The last 10 years have seen a massive increase in the amounts of Open Access publications available in journals and institutional repositories. The open presence of large volumes of state-of-the-art knowledge online has the potential to provide huge savings and benefits in many fields. However, in order to fully leverage this knowledge, it is necessary to develop systems that (a) make it easy for users to discover, explore and access this knowledge at the level of individual resources, (b) explore and analyse this knowledge at the level of collections of resources and (c) provide infrastructure and access to raw data in order to lower the barriers to the research and development of systems and services on top of this knowledge. The CORE system is trying to address these issues by providing the necessary infrastructure.
According to the level of abstraction at which a user communicates with an aggregation system, it is possible to identify the following types of access:
- Raw data access
- Transaction access
- Analytical access
With these access types in mind, we can think of the different kinds of users of aggregation systems and map them according to their major access type. The table below lists the main kinds of users and explains how aggregations can serve them. It is possible to see, that most of the user groups will expect to communicate with an aggregation system in a specific way. While developers are interested in accessing the raw data, for example through an API, individuals will primarily require accessing the content at the level of individual items or relatively small sets of items, mostly expecting to communicate with a digital library (DL) using a set of search and exploration tools. A relatively specific group of users are eResearchers whose work is largely motivated by information communicated at the transaction and analytical levels, but in terms of their actual work are mostly dependent on raw data access typically realised using APIs and downloadable datasets.
Types of information access | What does it provide | Users group |
Raw data access | Access to the raw metadata and content as downloadable files or through an API. The content and metadata might be cleaned, harmonised, preprocessed and enriched. | Developers, DLs, DL researchers, companies |
Transaction information access | Access to information primarily with the goal to find and explore content of interest typically realised through the use of a web portal and its search and exploratory tools. | Researchers, students, life-long learners. |
Analytical information access | Access to statistical information at the collection or sub-collection level often realised through the use of tables or charts. | Funders, government, business intelligence |
The figure below depicts the inputs and outputs of an aggregation system showing the three access levels. Based on the access level requirements for the individual user groups, we can specify services needed for their support. It is true that various existing OA aggregation systems focus on providing access at one or more of these levels.

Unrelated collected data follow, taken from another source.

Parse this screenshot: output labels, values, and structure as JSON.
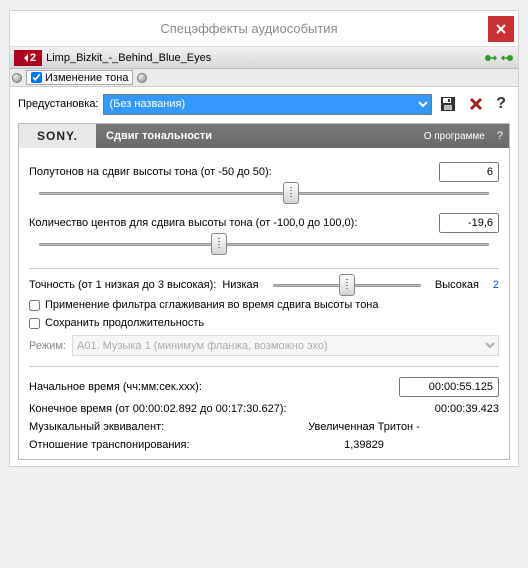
{
  "window": {
    "title": "Спецэффекты аудиособытия"
  },
  "file": {
    "badge": "2",
    "name": "Limp_Bizkit_-_Behind_Blue_Eyes"
  },
  "tone_change": {
    "label": "Изменение тона"
  },
  "preset": {
    "label": "Предустановка:",
    "value": "(Без названия)"
  },
  "plugin": {
    "brand": "SONY.",
    "title": "Сдвиг тональности",
    "about": "О программе",
    "semitones_label": "Полутонов на сдвиг высоты тона (от -50 до 50):",
    "semitones_value": "6",
    "cents_label": "Количество центов для сдвига высоты тона (от -100,0 до 100,0):",
    "cents_value": "-19,6",
    "accuracy_label": "Точность (от 1 низкая до 3 высокая):",
    "accuracy_low": "Низкая",
    "accuracy_high": "Высокая",
    "accuracy_value": "2",
    "antialias_label": "Применение фильтра сглаживания во время сдвига высоты тона",
    "preserve_label": "Сохранить продолжительность",
    "mode_label": "Режим:",
    "mode_value": "A01. Музыка 1 (минимум фланжа, возможно эхо)",
    "start_time_label": "Начальное время (чч:мм:сек.xxx):",
    "start_time_value": "00:00:55.125",
    "end_time_label": "Конечное время (от 00:00:02.892 до 00:17:30.627):",
    "end_time_value": "00:00:39.423",
    "musical_eq_label": "Музыкальный эквивалент:",
    "musical_eq_value": "Увеличенная Тритон -",
    "transpose_ratio_label": "Отношение транспонирования:",
    "transpose_ratio_value": "1,39829"
  }
}
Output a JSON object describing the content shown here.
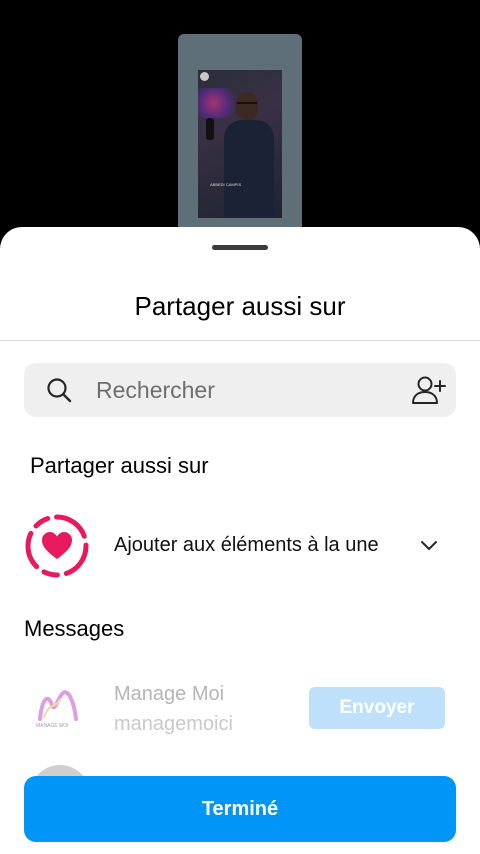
{
  "story_preview": {
    "caption": "ABBEDI CAMPIS"
  },
  "sheet": {
    "title": "Partager aussi sur",
    "search": {
      "placeholder": "Rechercher",
      "icon": "search-icon",
      "add_icon": "add-person-icon"
    },
    "share_section_label": "Partager aussi sur",
    "highlight": {
      "label": "Ajouter aux éléments à la une",
      "icon": "highlight-heart-icon",
      "accent": "#e8195e"
    },
    "messages_label": "Messages",
    "contacts": [
      {
        "name": "Manage Moi",
        "username": "managemoici",
        "logo_text": "MANAGE MOI",
        "send_label": "Envoyer"
      }
    ],
    "done_label": "Terminé"
  },
  "colors": {
    "primary_blue": "#0095f6",
    "disabled_blue": "#bfe0fb",
    "search_bg": "#efefef"
  }
}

While altogether they cover all the three access levels, none of them supports all access levels. The central question is, if it is sufficient to build an OA infrastructure as a set of complementary services. Each of these services would support a specific access level and altogether they would support all of them. An alternative solution would be a single system providing support for all access levels.
One can argue that out of the three access levels, the most essential one is the raw data access level, as all the other levels can be developed on top of this one. This suggests that the overall OA infrastructure can be composed of many systems and services. So, why does the current infrastructure provide insufficient support for these access levels?
All the needed functionality can be built on top of the first access level, but the current support for this level is very limited. In fact, there is currently no aggregation of all OA materials that would provide harmonised, unrestricted and convenient access to OA metadata and content. Instead, we have many aggregations each of which is supporting a specific access level or a user group, but most of which are essentially relying on different data sets. As a result, it is not possible for analysts to make firm conclusions about the OA data, it is not possible to reliably inform individuals about what is in the data and most importantly it is very difficult for eResearchers and developers to provide better technology for the upper access levels when their level of access to OA content is limited or at least complicated.
To exploit the opportunities OA content offers, OA technical infrastructure must support all the listed access levels users need. This can be realised by many systems and services, but it is essential that they operate over the same dataset.
the CORE system provides a range of services for accessing and exposing the aggregated data. At the moment, the services are delivered through the following applications: CORE Portal, CORE Mobile, CORE Plugin, CORE API and Repository Analytics.
The CORE applications convey information to the user at all three levels of abstraction. The CORE API communicates information in the form of raw data that typically require further processing before they can be used in a specific context. CORE Portal, CORE Mobile and CORE plugin make all use of a user interface to convey information at the level of individual articles. Finally, Repository Analytics provide information at the level of the whole collection or sub-collections.
Since CORE supports all three types of access, it also provides certain functionality for all the user groups identified in that table on a single dataset and at the level of the content (not just metadata). While we do not claim that CORE provides all functionality that these user groups need or (CORE is still at its infancy and improving the existing services as well as adding new services is something that is expected to be done on a regular basis.), we claim that this combination provides a healthy environment on top of which the overall OA technical infrastructure can be built. To give an example, it allows eResearchers to access the dataset and experiment with it, for example, to develop a method for improving a specific task at the transaction level (such as search ranking) or analytical level (such as trends visualisation). The crucial aspect is that the method can be evaluated with respect to existing services already offered by CORE (or anybody else) built on top of the CORE aggregated dataset, i.e. the researcher has the same level of access to the data as all the CORE services. The method can now also be implemented and provided as a service on top of this dataset. The value of such infrastructure is in the ability to interact with the same data collection at any point in time at the three different levels.
A question one might ask is why should an aggregation system like CORE provide support for all three access levels when many might see the main job of an aggregator in just aggregating and providing access. As we previously explained, the whole OA technical infrastructure can consist of many services, providing that they are built on the same dataset. While CORE aims to support others in building their own applications, we also recognise the needs of different user groups (apart from researchers and developers) and want to support them. While this might seems as a dilution of effort, our experience indicates that about 90% developers time is spent in aggregating, cleaning and processing data and only the remaining 10\% in providing services, such as CORE Portal or Repository Analytics on top of this data. It is therefore not only needed that research papers are Open Access, the OA technical infrastructures and services should also be metaphorically “open access,” opening new ways for the development of innovative applications, allowing analytical access to the content while at the same time providing all basic functions users need including searching and accessing research papers.